Can Diljit Dosanjh’s Soorma match up to these 6 Hollywood sports biopics?
With the Sandeep Singh biopic Soorma, starring Diljit Dosanjh, around the corner, let’s take a look at some of the best sports biopics from Hollywood. Can Soorma match up?hollywood Updated: Jul 12, 2018 16:28 IST
Sports biopics are the flavour of the week in Bollywood, but the week has turned into years, with each new film doing wonders at the box office. It all began with the one-two punch of Dhoni: The Untold Story, based on the life of former Indian cricket captain MS Dhoni and Dangal, about the coming-of-age of the wrestling sister Geeta and Babita Phogat, which went on to become the biggest box office success in Indian movie history.
There were a few hiccups along the way. The Mary Kom biopic starring Priyanka Chopra didn’t quite set the cash registers on fire and Azhar, the film about the disgraced former Indian captain Mohammad Azharuddin, starring Emraan Hashmi, was criticised for being a PR exercise to cleanse his image.
But this week we have Soorma, the biopic of Sandeep Singh, in which the Indian drag flicker will be played by Diljit Dosanjh. Not only does it face the uphill task of appealing to the Bollywood masses with a Punjabi star at its centre, but it’s also about hockey, a sport that doesn’t quite attract the attention that something like cricket does in our country.
Bollywood biopics have always struggled with accurately representing their subjects, usually because they’re closely involved with the production. A common criticism is that they whitewash the lives of their subjects and focus mostly on the achievements.
This isn’t the case in Hollywood though. The best sports biopics abroad are the ones that fearlessly explore their subjects, unbothered by whatever demons that might be uncovered. Here are a few of them.
No list of great sports biopics is complete without Martin Scorsese’s masterpiece about boxer Jake LaMotta. There’s so much going on in Raging Bull, so many layers and so many resonant themes, that it’s easy to forget that it’s a sports movie. But then again, it’s so much more than that. It’s a classic that does just what it’s supposed to: It makes Jake LaMotta immortal.
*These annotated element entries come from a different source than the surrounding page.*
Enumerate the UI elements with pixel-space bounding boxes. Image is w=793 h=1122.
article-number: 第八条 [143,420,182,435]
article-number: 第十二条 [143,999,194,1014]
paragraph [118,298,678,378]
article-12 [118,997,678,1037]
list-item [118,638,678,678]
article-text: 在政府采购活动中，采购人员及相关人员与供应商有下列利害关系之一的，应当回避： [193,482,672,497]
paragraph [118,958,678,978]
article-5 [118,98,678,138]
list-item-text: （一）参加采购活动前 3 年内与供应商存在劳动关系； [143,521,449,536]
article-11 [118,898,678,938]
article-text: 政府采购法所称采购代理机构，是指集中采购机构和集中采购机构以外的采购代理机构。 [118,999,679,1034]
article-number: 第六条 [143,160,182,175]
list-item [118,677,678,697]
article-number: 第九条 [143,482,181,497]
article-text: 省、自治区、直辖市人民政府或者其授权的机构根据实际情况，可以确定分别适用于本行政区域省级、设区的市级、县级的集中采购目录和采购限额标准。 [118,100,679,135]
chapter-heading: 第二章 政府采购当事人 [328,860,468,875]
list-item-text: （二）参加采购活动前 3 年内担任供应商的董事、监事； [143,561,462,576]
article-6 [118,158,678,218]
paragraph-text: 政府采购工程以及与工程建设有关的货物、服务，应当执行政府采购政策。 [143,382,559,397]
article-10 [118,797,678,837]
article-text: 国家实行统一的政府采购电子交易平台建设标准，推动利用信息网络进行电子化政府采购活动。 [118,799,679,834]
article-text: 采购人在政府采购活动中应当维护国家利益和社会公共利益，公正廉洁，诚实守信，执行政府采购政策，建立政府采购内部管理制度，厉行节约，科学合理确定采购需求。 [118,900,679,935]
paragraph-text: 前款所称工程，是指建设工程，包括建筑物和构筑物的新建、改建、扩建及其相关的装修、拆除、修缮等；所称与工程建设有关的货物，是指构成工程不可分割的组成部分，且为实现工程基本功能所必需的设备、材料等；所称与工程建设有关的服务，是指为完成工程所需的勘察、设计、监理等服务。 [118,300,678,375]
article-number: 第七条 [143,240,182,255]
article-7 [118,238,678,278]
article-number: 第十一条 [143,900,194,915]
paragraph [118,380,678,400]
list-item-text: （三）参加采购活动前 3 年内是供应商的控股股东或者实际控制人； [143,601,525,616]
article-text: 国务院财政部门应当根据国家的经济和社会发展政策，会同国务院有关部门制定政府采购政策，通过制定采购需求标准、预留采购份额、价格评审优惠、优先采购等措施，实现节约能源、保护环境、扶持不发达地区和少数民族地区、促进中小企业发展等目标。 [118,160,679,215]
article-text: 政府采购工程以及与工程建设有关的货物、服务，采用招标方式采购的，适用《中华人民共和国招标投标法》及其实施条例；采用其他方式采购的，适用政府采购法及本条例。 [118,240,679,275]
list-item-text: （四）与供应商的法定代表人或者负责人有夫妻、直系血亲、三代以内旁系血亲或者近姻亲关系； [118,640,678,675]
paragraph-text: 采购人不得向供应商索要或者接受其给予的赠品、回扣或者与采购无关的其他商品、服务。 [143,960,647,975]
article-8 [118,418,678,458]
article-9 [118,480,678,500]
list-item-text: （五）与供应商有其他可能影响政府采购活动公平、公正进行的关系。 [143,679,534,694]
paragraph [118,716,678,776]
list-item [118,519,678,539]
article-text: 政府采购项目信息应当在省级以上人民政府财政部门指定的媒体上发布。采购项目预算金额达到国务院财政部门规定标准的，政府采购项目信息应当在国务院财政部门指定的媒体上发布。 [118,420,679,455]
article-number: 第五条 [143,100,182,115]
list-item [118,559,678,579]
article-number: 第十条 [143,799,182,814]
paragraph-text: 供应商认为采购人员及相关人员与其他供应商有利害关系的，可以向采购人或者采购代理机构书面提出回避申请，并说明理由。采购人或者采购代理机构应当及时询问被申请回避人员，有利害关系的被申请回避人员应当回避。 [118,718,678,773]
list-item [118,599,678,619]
So while we’re at it, why not nudge another boxing movie in there? Also, can we all just stop arguing and agree that boxing movies are the best sports movies? And The Fighter is one of the best boxing movies ever made - unflinching in its portrayal of Boston fighter Mickie Ward and his cocaine-addicted brother, Dickie.
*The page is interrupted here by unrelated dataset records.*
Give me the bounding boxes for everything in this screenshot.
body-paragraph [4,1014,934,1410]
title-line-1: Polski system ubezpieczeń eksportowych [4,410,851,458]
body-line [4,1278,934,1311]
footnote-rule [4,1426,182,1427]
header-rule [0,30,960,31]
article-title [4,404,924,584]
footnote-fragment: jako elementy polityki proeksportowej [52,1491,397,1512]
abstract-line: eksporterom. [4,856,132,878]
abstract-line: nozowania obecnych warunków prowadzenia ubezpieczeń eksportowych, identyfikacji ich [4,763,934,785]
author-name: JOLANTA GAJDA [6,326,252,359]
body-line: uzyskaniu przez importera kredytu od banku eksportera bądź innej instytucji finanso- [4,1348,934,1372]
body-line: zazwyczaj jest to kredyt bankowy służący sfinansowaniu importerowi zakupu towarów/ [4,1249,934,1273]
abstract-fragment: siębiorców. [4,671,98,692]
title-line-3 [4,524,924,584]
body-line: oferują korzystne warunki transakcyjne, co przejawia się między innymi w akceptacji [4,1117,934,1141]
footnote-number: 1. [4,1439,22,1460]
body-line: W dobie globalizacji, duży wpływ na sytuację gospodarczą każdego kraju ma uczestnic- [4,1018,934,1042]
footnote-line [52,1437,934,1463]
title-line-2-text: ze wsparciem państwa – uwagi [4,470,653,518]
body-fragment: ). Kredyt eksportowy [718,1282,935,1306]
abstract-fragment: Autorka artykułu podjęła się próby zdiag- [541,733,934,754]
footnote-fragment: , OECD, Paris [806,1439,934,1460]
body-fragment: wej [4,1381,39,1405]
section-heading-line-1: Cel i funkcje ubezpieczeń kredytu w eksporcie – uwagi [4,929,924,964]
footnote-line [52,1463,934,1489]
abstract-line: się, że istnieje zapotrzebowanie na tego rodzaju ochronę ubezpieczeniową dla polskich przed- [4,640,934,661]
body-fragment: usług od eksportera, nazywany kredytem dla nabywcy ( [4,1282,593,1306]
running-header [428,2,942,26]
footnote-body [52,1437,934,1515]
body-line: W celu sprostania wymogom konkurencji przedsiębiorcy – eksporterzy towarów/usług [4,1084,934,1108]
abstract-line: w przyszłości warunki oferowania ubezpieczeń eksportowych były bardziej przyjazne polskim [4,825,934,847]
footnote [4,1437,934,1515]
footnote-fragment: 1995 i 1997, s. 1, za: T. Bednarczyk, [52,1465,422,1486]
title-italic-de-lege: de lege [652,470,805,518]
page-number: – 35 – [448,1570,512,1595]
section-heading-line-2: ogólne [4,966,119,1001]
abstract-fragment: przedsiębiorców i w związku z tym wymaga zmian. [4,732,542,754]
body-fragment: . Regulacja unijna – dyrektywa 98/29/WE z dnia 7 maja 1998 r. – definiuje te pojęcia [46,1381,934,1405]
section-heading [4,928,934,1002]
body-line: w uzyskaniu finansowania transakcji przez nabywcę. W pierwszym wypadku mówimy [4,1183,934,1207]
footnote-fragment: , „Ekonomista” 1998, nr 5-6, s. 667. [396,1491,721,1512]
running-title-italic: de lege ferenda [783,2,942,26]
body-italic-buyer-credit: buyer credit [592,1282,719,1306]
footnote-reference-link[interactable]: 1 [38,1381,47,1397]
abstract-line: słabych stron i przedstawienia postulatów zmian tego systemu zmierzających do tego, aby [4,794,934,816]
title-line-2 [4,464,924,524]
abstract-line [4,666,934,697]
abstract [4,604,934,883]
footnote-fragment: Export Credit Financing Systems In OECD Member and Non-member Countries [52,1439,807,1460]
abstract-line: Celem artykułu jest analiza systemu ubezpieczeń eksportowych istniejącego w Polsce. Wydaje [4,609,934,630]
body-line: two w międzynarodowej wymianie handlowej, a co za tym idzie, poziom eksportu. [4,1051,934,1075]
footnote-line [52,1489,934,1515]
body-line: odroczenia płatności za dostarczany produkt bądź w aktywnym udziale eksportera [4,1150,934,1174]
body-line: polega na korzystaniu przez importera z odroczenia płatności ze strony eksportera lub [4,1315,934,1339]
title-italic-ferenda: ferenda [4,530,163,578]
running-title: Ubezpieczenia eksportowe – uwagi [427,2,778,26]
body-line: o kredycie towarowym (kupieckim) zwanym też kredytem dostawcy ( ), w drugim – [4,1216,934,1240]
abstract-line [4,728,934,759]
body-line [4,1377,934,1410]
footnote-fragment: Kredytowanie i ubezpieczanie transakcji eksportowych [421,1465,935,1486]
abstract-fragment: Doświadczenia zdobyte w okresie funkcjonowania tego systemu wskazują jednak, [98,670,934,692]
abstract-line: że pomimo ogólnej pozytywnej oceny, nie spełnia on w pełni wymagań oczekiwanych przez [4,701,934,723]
Senna is a documentary (not the only one you’ll see on this list) about Ayrton Senna, possibly the most celebrated Formula 1 driver to ever grab a steering wheel. What’s so amazing about this film is that minutes into watching it two things will happen: One, you’ll forget you’re watching a documentary and two, you’ll become an F1 fan (if you aren’t already, that is).
Bobby Fischer Against the World
Yes, chess is a sport. And Bobby Fischer is the greatest chess player ever. At least for the purposes of this list. This entry is unusual for two reasons: A) It is also, like Senna, a documentary, and B) Well, it’s about chess. No one was expecting a chess movie here. It’s about Fischer’s famous 1972 World Championship match against Boris Spassky of the USSR, and how one man became a symbol, and – ahem – a pawn in his country’s Cold War strategy. It combines interviews of several chess grandmasters, rare archive footage, and it is, all in all, unmissable.
The Damned United
A biopic of a football player makes sense, but one on a football manager? There was no reason for The Damned United to be as good as it was, but thanks to a thrilling story (Leeds United manager Brian Clough’s ill-fated 44-day tenure at the club), an outstanding performance by Michael Sheen and lines like this: “I wouldn’t say I was the best manager in the country. But I’m in the top one.” The Damned United is the best, and most unexpectedly brilliant football biopic you’re likely to see.
After a biopic of a football manager, here’s one about a horse. Seabiscuit, about the undersized thoroughbred who became a hero to thousands affected by the Great Depression, a symbol of hope in terrible times, is a special movie. So much so that when you Google the term ‘crowd-pleaser’ you’re probably going to find Seabiscuit’s warm eyes staring back at you.